Klagshamn's riding hall contains many interesting and clear positions. But it is not just about pragmatism, there is a conscious aesthetic in the architecture. You have designed housing in Västra hamnen in Malmö and several other horse facilities - all characterized by the same approach.

Yes, this is true. But you need to learn to see the site - the landscape, light, views, sightlines and building materials that are close by and easily accessible. If you then apply a simple building technique, the result can be a beautiful and inexpensive building.

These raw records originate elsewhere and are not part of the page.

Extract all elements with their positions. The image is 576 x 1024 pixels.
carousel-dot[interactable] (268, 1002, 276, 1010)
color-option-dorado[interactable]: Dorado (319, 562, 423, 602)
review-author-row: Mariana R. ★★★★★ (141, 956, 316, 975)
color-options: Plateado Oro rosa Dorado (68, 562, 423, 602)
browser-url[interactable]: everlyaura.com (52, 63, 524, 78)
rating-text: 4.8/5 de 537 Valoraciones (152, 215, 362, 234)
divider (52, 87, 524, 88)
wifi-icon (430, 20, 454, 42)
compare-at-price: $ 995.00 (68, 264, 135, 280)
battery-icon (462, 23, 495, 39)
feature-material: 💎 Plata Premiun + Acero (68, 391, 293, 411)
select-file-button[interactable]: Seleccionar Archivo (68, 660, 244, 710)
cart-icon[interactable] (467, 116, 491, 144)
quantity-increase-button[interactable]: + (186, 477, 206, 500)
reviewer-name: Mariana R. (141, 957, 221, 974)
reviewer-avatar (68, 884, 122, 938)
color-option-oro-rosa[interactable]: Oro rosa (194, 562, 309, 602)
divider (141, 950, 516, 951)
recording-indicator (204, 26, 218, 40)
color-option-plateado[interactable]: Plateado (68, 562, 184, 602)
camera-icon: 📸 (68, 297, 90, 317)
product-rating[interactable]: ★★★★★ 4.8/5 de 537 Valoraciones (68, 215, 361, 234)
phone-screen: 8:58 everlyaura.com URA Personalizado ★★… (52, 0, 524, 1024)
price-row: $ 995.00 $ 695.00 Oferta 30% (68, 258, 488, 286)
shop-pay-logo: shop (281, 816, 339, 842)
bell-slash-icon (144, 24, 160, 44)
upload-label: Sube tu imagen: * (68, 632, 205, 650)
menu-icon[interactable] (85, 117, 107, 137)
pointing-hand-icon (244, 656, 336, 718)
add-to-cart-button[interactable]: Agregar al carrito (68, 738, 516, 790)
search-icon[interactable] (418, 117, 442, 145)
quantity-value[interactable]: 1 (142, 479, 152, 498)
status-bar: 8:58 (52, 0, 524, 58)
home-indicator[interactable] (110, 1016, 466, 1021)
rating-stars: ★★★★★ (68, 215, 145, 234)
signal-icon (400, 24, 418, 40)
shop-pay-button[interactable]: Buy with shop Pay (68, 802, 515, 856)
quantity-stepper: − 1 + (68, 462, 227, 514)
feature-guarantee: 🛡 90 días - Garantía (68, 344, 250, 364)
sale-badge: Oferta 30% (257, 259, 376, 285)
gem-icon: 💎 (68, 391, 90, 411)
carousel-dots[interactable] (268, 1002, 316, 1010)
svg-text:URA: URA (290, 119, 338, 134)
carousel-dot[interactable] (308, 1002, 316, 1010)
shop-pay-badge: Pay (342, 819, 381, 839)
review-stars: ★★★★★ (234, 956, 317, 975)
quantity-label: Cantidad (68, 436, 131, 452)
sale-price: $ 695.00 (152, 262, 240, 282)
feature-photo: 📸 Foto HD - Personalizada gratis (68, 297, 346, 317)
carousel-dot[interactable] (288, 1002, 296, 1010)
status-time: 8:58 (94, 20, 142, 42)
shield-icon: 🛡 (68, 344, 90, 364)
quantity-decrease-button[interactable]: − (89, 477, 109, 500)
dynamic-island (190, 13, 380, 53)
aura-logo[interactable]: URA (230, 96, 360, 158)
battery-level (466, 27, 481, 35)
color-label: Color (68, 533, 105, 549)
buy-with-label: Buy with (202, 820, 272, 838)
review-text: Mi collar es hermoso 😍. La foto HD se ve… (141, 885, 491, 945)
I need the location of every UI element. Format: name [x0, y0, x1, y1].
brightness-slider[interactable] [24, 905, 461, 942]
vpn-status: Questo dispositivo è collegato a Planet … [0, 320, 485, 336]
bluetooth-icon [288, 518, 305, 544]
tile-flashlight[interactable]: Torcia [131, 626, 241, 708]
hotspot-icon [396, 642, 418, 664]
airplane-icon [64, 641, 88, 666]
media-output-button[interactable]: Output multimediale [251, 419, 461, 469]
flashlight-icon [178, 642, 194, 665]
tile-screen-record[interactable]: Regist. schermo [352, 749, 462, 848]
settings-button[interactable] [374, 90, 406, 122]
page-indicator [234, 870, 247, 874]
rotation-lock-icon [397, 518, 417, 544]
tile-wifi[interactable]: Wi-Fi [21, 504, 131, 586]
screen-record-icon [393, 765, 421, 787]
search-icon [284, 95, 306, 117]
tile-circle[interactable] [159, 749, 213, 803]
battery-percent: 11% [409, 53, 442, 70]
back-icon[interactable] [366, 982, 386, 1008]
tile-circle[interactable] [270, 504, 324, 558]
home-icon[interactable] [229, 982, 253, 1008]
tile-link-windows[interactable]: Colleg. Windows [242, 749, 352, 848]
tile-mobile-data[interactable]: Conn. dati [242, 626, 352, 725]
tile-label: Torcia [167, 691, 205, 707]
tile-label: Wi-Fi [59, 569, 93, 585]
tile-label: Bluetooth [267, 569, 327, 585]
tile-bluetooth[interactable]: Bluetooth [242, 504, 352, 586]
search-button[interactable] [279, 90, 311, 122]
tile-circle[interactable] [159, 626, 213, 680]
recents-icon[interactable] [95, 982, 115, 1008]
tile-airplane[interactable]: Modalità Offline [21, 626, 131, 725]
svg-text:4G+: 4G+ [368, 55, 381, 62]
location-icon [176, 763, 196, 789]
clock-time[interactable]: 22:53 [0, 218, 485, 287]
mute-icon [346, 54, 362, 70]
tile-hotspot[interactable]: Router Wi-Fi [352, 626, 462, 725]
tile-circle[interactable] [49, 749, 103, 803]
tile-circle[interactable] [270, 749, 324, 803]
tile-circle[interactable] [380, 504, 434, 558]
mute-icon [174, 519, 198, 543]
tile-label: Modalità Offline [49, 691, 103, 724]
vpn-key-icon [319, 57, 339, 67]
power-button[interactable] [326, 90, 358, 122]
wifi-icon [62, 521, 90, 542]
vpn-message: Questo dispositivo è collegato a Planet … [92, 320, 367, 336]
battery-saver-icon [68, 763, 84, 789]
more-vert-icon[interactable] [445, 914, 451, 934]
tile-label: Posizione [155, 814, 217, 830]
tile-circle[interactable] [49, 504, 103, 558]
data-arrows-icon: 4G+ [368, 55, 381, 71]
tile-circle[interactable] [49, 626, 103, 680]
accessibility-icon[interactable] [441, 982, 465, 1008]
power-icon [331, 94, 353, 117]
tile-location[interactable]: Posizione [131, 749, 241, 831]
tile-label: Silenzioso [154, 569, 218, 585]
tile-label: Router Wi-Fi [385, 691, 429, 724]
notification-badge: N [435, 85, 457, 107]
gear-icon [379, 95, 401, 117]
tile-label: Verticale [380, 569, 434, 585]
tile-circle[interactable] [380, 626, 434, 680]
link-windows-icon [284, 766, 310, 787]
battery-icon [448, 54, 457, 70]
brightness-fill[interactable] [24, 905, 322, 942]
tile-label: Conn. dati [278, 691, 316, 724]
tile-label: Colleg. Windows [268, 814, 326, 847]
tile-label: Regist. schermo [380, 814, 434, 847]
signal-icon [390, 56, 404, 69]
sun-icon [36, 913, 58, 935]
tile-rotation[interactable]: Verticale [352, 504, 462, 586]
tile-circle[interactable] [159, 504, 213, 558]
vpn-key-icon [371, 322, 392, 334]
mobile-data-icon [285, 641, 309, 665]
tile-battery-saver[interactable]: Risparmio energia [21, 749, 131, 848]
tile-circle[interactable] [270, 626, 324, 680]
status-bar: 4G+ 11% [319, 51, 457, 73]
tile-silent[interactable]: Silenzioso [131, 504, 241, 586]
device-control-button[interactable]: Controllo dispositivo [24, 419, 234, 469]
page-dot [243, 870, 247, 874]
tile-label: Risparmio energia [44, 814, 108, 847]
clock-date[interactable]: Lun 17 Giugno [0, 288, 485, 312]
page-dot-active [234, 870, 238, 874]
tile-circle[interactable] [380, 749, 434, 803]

I perceive an anxiety in "designing facades". Buildings should stand the test of time and you can take inspiration from nature, which is in balance with its inherent fluctuations. When architecture becomes a response to the laws of nature, it becomes balanced and self-evident.

When you received the Falu Rödfärgspriset for the biofuel plant at Trolleholms Gods a few years ago, the jury wrote "With graphic clarity and striking lightness, a rusting steel mesh between rhythmically placed steel columns captures both the black sludge-painted incinerator process building and the openly exposed raw material under its protective shell, forming an architectural whole of what would otherwise have been a box with a chimney next to a pile of wood chips. It doesn't have to be more difficult than that."

Sometimes it does not take much more than a graphically clear order to achieve beauty in what would otherwise be trivial. Scale also comes into play here, leading to completely different expressions. The horse's scale, for example, which differs from that of humans. Or, as in this case, a simple house for a huge pile of wood chips.